In its 404-page “High Risk Series” report to Congress, released Wednesday, the watchdog agency notes that both programs remain “highly vulnerable to fraud, waste and abuse.” Report authors outlined a series of recommendations intended to get the programs off the list in the coming years. Medicare, long-term care's second biggest source of income, has been on the risk report every year since the GAO began publishing it in 1990; Medicaid, LTC's biggest payer, has since 2003.
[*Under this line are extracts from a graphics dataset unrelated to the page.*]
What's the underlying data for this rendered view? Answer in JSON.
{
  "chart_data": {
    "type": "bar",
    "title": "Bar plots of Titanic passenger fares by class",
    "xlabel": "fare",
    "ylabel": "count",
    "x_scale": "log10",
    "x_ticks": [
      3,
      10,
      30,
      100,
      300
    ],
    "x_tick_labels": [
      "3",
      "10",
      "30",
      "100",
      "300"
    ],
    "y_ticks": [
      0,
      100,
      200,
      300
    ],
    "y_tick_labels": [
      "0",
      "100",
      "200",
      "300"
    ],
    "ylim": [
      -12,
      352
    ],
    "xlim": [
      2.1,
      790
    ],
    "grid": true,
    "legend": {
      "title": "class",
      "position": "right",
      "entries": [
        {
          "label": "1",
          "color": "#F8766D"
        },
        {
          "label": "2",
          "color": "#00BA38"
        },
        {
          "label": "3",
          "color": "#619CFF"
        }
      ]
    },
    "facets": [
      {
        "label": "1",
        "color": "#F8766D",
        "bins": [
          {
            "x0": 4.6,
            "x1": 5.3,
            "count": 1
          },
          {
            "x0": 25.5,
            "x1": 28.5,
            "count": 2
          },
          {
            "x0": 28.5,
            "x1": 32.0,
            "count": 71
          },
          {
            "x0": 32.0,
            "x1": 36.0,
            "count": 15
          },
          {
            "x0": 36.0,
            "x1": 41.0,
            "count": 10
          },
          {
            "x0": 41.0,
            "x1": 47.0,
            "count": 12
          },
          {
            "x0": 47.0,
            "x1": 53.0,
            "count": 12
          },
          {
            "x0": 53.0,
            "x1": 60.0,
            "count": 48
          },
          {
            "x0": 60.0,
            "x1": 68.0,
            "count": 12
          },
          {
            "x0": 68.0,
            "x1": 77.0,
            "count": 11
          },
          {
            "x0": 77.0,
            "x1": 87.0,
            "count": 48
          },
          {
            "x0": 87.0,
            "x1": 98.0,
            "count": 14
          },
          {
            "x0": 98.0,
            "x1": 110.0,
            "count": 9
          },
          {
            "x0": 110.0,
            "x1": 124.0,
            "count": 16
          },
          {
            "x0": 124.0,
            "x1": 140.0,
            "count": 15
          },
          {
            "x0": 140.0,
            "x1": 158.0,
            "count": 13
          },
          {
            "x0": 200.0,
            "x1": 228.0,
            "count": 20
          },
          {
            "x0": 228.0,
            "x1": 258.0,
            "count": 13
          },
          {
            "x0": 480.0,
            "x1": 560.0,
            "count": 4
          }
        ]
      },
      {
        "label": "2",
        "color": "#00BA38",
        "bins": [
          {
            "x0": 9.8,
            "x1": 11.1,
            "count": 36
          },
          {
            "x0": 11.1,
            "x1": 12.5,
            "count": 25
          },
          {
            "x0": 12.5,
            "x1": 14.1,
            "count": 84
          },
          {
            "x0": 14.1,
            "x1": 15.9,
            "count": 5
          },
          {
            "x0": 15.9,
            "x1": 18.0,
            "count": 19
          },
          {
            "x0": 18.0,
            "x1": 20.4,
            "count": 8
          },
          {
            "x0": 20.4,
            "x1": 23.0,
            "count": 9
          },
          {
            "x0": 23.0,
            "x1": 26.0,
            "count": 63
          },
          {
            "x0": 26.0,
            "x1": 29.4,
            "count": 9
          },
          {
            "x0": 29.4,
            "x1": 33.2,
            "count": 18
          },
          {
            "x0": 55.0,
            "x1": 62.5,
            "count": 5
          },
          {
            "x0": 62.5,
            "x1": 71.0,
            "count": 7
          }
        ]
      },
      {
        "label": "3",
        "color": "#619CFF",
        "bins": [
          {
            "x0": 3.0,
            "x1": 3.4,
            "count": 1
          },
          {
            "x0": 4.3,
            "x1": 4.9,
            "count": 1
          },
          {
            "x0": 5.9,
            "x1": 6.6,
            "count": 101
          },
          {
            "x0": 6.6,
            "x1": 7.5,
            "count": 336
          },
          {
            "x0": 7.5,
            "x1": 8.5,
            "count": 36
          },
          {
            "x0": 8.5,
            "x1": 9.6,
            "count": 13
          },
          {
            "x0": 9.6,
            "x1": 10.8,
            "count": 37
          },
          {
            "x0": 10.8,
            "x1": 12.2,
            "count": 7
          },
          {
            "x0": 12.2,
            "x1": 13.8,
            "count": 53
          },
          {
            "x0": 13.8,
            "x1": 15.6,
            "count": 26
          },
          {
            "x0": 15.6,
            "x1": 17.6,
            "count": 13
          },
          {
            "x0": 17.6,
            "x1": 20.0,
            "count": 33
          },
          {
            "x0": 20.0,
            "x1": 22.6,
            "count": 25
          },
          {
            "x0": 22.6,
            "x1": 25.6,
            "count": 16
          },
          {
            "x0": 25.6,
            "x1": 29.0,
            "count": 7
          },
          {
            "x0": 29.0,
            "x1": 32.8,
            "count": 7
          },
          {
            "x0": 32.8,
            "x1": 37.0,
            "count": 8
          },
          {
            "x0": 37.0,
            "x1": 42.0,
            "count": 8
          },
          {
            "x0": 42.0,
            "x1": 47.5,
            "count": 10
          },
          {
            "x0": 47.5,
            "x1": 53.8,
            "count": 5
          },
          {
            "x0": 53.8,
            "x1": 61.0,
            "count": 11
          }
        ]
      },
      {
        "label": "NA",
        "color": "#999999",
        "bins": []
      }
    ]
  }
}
Medicare payment rates remain unacceptably high, while the Medicaid program continues to be plagued by a dearth of accurate, reliable and timely data at the federal level, GAO investigators found. Exacerbating the problems with Medicaid is its booming enrollment growth fueled by broader eligibility criteria under the Affordable Care Act. Medicaid payment improprieties rose to 6.7% last year, compared to 5.8% in 2013.

The GAO report didn't skimp on praising the positive steps the Department of Health and Human Services and the Centers for Medicare & Medicaid Services have taken the past two years to curb payment issues and fraud. They include better Medicare audit contractor monitoring and more effective and efficient agency inspections, strengthening provider and supplier enrollment rules, and improving the fee-for-service pre- and post-payment claims review processes.

Among the GAO's more specific recommendations are calls for: More frequent dissemination of physician performance reports; closer scrutiny of long-term care hospitals and Medicare contractors treating end-stage renal disease; and better diagnostic coding practices regarding differences between Medicare Advantage and Medicare fee-for-service.